[RAS] nebka up
Christian Zimmermann
christian.zimmermann at uconn.edu
Tue Jan 29 10:29:26 EST 2008
The machine survived overnight. It passed all test on the ACIS side. I am
now restoring progessively services. The RI daemon is now running, I
did a run of /home/aras/acis/bin/nightly >>/home/aras/nightly.log 2>&1,
which is scheduled it crontab to run at 23:45, i.e. just after the last
known instructions before the crashes. It worked well.
I have not reestablished the following services:
#
# Report, backup, rotate, archive
#
54 23 * * * /home/aras/acis/bin/nightly >>/home/aras/nightly.log 2>&1
#
# Make RePEc:ras (RePEc:per) archive
#
*/9 * * * * cd /home/aras/acis && /home/aras/acis/bin/make-repec-per.sh
#
# Clean up old ACIS user sessions
#
*/26 * * * * /home/aras/acis/bin/clean-up >> /home/aras/acis/clean-up.log
#
# Clean up old ACIS user sessions
#
*/26 * * * * /home/aras/acis/bin/clean-up >> /home/aras/acis/clean-up.log
#
# Update daemon database checkpoint
#
27 * * * * cd /home/aras/lib/bdb/bin ; ./db_checkpoint -1 -h
/home/aras/acis/RI\/data && ./db_archive -d -h /home/aras/acis/RI/data
I am holding off the rest for the moment. Should we revert the DNS record
so that people can connect now?
On Mon, 28 Jan 2008, Ivan Kurmanov wrote:
> Sounds hopeful.
>
> There is also a job or two in crontab of user adrepec.
>
> in root, do "crontab -lu adrepec"
>
> ivan
>
>
> On 28 Jan 2008, at 22:27, Christian Zimmermann wrote:
>
>> I looked everywhere in the logs, I see nothing wrong. There are some
>> indications of corrupt mysql tables, but when I checked those used by RAS
>> after the first crash, they were fine. Maybe there are corrupt tables
>> elsewhere. I have not yet run the checks, I'll try this evening.
>>
>> I commented out crontab in the root and aras accounts with '#CZ'. Let's
>> see whether the machine survives the night. If so, and nobody else see a
>> problem, we should gradually get the service back. The first thing would
>> be to get adrepec current. Then open the web server to users. Then get
>> CitEc data back. Does this make sense?
>>
>>
>>
>> On Mon, 28 Jan 2008, Christian Zimmermann wrote:
>>
>>> First things I see: both crashes happened exactly at the same time:
>>>
>>> Jan 17 23:09:01 nebka /USR/SBIN/CRON[14205]: (aras) CMD (cd
>>> /home/aras/acis && /home/aras/acis/bin/make-repec-per.sh )

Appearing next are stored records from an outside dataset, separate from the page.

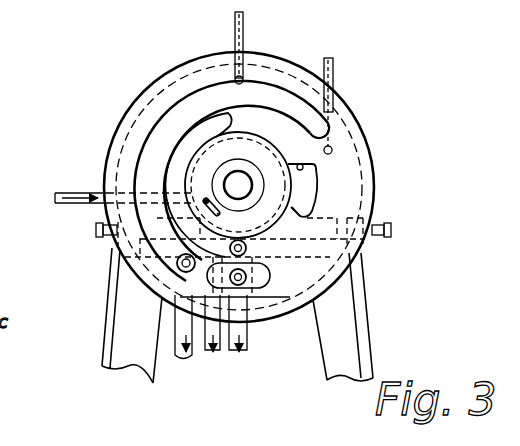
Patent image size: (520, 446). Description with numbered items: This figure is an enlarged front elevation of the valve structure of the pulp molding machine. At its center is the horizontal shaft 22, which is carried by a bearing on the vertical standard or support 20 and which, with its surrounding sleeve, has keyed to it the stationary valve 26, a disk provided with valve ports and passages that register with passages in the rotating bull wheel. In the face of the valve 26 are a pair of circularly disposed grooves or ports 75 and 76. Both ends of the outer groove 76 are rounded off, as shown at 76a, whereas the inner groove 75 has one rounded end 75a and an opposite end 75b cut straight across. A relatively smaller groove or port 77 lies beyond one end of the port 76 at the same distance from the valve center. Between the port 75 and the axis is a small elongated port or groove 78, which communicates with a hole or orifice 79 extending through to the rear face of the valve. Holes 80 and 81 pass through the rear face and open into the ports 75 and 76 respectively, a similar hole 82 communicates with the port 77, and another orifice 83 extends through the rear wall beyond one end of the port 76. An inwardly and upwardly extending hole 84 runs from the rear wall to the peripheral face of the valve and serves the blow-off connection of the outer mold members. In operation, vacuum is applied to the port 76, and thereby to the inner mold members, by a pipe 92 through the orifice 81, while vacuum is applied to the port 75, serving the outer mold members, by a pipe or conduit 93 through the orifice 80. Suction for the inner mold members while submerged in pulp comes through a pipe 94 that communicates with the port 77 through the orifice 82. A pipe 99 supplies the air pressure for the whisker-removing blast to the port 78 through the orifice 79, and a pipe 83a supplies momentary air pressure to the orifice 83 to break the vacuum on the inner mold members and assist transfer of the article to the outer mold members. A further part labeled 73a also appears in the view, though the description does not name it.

The vertical standard or support 20 is at (345, 290).
The horizontal shaft 22 is at (238, 185).
The stationary valve 26 is at (347, 177).
The bolt 73a is at (195, 257).
The groove or port 75 is at (308, 199).
The rounded end of groove 75a is at (190, 118).
The straight end of groove 75b is at (300, 163).
The groove or port 76 is at (186, 98).
The rounded ends of groove 76a is at (332, 125).
The smaller groove or port 77 is at (262, 276).
The elongated port or groove 78 is at (222, 213).
The hole or orifice 79 is at (205, 200).
The hole or orifice 80 is at (288, 225).
The hole or orifice 81 is at (180, 268).
The hole 82 is at (248, 287).
The hole or orifice 83 is at (332, 150).
The pipe 83a is at (333, 72).
The hole or orifice 84 is at (236, 18).
The pipe 92 is at (178, 333).
The pipe or conduit 93 is at (212, 352).
The pipe 94 is at (243, 338).
The pipe 99 is at (67, 193).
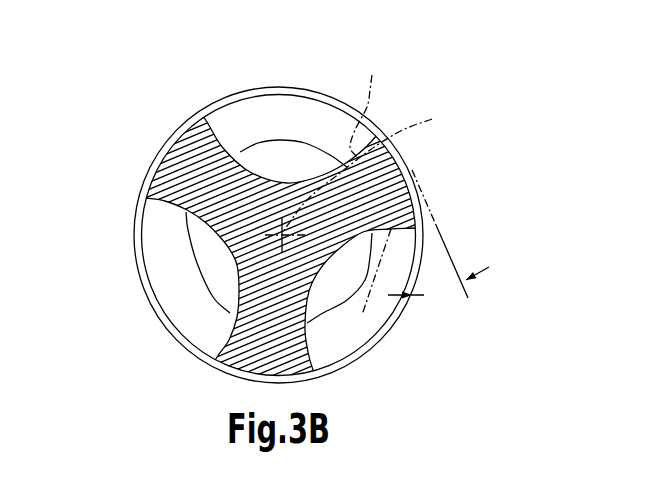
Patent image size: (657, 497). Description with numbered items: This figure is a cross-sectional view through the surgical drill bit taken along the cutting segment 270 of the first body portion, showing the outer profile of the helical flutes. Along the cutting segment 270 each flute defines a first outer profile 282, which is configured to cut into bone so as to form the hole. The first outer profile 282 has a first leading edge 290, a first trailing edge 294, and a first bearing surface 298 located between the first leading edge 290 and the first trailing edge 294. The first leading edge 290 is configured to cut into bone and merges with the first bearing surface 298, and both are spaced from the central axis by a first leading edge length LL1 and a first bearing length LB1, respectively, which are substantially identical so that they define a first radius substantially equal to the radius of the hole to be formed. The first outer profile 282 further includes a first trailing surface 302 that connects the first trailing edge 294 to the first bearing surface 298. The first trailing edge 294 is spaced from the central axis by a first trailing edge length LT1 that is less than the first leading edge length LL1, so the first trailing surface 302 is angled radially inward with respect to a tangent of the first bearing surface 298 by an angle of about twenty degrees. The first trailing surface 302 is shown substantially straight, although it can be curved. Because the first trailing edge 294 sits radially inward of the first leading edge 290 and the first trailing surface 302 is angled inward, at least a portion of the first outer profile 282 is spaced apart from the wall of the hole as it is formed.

The cutting segment 270 is at (424, 72).
The first outer profile 282 is at (143, 130).
The first leading edge 290 is at (135, 237).
The first trailing edge 294 is at (210, 117).
The first bearing surface 298 is at (140, 195).
The first trailing surface 302 is at (180, 137).
The first leading edge length LL1 is at (370, 103).
The first bearing length LB1 is at (381, 170).
The first trailing edge length LT1 is at (365, 282).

>>> Jan 17 23:10:01 nebka /USR/SBIN/CRON[14237]: (www-data) CMD ([ -x
>>> /usr/lib/cgi-bin/awstats.pl -a -f /etc/awstats/awstats.conf -a -r
>>> /var/log/apache/access.log ] && /usr/lib/cgi-bin/awstats.pl
>>> -config=awstats -update >/dev/null)
>>> Jan 17 23:10:01 nebka /USR/SBIN/CRON[14238]: (root) CMD (test -x
>>> /usr/lib/atsar/atsa1 && /usr/lib/atsar/atsa1)
>>> Jan 17 23:15:01 nebka /USR/SBIN/CRON[14474]: (root) CMD ([ -x
>>> /usr/lib/sysstat/sa1 ] && { [ -r "$DEFAULT" ] && . "$DEFAULT" ; [
>>> "$ENABLED" = "true" ] && exec /usr/lib/sysstat/sa1 $SA1_OPTIONS 1 1 ; })
>>> Jan 17 23:16:01 nebka /USR/SBIN/CRON[14476]: (aras) CMD
>>> (/home/aras/acis/bin/apu 7 >>/home/aras/apu-job.log 2>&1)
>>> Jan 17 23:17:01 nebka /USR/SBIN/CRON[14489]: (root) CMD ( cd / &&
>>> run-parts --report /etc/cron.hourly)
>>> Jan 17 23:18:01 nebka /USR/SBIN/CRON[14492]: (aras) CMD (cd
>>> /home/aras/acis && /home/aras/acis/bin/make-repec-per.sh )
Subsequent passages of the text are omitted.